Different ailments appear to have respond differently to placebo.  Depression is highly responsive to placebo.  Research from 1999 found the effects of placebo on depression to be 75%.  However, these placebo effects on depression have been continuing to grow over the past couple decades, so that now we are finding certain antidepressants no better than placebo.  Menopausal hot flashes also have a nice placebo response.  And at least one third of the results of pain relief can be attributed to placebo effect alone.

Placebo, or context effect as I like to call it, has been extensively studied.  We know some of the things that will increase the likelihood of a treatment being effective.  These range from the color of the pill to patients perception’s of the health care practitioner.   Placebo effect is really not much different than marketing.

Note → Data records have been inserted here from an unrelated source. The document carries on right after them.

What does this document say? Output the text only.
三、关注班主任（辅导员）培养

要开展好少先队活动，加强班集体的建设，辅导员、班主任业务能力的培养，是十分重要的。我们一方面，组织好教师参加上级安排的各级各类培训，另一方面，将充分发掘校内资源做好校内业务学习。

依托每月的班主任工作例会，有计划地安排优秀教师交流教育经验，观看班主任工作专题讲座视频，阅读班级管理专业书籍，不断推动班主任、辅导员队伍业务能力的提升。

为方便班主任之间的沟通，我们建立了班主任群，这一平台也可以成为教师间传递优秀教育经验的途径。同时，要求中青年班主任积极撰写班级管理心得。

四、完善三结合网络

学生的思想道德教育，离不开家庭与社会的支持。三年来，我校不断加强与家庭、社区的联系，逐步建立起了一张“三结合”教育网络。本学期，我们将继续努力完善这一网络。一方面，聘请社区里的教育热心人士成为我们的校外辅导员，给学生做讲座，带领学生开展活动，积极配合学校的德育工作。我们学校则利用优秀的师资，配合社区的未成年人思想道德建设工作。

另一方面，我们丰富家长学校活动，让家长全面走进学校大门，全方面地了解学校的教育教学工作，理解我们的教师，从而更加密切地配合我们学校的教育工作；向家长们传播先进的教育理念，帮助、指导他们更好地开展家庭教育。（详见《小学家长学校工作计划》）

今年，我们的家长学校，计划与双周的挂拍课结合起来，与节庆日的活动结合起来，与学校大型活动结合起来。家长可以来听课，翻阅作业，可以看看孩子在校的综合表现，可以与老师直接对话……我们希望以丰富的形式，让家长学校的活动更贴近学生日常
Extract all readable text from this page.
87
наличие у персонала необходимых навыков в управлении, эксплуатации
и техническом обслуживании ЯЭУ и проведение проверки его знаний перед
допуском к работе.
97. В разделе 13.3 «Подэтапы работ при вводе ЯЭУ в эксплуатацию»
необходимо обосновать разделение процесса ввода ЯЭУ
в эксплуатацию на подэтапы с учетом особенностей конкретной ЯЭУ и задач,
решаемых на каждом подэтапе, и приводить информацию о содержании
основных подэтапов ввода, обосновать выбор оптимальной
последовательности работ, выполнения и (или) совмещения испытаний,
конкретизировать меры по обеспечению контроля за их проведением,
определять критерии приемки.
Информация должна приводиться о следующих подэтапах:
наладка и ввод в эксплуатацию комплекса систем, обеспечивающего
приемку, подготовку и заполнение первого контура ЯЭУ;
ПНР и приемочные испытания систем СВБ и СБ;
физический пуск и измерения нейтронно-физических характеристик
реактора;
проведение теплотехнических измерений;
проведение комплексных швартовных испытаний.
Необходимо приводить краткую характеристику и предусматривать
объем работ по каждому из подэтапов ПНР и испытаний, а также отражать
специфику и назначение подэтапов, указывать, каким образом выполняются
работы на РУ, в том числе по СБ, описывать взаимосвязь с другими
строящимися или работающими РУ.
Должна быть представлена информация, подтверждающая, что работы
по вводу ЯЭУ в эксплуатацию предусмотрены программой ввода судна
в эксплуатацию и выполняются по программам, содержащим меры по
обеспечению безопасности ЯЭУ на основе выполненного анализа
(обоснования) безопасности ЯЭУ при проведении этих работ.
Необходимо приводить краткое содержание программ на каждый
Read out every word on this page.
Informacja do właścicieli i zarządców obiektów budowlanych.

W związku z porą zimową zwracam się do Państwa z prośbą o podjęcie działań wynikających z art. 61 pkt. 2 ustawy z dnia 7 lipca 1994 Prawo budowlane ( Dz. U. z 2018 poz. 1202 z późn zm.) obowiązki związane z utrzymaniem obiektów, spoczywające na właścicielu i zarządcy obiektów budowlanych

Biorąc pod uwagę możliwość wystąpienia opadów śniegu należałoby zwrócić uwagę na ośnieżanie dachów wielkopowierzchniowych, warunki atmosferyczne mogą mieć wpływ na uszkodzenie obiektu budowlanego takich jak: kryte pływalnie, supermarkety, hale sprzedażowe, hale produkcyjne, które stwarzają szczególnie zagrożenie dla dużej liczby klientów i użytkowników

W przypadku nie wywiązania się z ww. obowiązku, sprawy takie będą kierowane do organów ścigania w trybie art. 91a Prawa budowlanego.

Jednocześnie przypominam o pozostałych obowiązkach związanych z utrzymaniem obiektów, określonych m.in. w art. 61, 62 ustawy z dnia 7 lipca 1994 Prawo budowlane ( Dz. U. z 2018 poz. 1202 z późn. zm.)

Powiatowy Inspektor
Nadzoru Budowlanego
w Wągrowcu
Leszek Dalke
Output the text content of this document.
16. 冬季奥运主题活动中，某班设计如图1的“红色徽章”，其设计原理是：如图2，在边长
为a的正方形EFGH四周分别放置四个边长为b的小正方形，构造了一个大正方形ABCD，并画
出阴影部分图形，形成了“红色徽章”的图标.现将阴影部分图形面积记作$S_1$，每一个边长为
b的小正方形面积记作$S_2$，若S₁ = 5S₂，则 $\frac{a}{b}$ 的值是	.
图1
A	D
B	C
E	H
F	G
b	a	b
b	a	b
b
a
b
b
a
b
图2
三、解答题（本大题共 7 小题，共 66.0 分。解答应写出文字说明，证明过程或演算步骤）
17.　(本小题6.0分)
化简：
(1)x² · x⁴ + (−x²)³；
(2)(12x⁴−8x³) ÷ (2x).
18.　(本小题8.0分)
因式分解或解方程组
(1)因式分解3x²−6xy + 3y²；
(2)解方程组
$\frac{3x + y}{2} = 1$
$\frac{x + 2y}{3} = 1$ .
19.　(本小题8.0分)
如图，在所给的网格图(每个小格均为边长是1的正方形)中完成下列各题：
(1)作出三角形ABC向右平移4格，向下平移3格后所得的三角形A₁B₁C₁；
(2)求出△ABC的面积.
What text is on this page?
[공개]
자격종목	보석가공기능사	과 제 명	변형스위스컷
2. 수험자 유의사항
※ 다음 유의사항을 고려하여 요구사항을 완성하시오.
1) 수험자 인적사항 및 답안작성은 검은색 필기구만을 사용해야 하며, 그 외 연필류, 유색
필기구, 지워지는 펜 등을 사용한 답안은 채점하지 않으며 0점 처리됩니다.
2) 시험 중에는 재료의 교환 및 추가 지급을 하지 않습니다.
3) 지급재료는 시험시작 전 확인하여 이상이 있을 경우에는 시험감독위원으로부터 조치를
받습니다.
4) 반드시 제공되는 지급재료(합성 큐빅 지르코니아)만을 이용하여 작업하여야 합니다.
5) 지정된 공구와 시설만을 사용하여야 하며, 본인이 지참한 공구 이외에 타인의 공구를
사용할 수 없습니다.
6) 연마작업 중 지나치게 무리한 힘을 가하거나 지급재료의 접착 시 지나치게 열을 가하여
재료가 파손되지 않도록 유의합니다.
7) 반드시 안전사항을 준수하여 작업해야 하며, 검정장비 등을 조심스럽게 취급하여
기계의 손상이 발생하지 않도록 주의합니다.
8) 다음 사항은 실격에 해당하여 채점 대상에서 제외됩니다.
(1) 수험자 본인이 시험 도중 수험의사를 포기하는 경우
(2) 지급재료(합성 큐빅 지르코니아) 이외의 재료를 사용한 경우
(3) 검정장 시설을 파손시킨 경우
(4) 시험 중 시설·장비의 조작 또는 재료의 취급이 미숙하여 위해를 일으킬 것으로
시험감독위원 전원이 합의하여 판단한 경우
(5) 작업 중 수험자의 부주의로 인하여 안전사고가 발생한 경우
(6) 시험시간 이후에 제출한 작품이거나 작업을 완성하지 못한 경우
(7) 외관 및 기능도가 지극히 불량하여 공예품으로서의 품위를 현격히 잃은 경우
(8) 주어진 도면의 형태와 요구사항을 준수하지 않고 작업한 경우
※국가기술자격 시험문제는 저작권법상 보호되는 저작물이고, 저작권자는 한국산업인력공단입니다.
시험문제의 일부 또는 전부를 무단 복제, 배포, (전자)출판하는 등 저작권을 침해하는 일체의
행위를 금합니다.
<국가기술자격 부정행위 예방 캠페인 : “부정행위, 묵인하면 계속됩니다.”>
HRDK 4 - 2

The mental health practitioner doesn’t realize that when they listen attentively to their client, label them with a disorder name (e.g. “You have bipolar depression.”) and tell the client that there is a pill that will “stabilize their brain chemistry” they are actually marketing the treatment.  They may also tell the client that the drug’s effects could “kick in” immediately, or they might occur slowly over a period of a couple months.  This gives the client options on how to respond to their “placebo/antidepressant”.  If the client then runs into someone that is on “their” antidepressant and they say it “saved their life”, they have additional context to boost the effectiveness of the treatment.

The word “placebo” has gotten a bad wrap, in the sense that only a fool would respond to placebo effect.  That is one of the reasons I prefer “context effects” over “placebo”.  Context matters and optimizing context to support healing seems like a good strategy, not a unethical strategy.  Certain settings, particular colors, and personal biases make a difference in treatment effectiveness.  Does optimizing context fall under the adage of “first do no harm” or does it harm someone to play into their natural tendencies to put faith in certain people, places and things?

Kirsch, I., (2008). Challenging Received Wisdom: Antidepressants and the Placebo Effect.  McGill Journal of Medicine, 11(2): 219-222.

Di Blasi, Z. & Kleijnen, J., (2003).  CONTEXT EFFECTS:  Powerful Therapies or Methodological Bias?  Evaluation & The Health Professions, 26(2), 166-179 DOI: 10.1177/0163278703252254.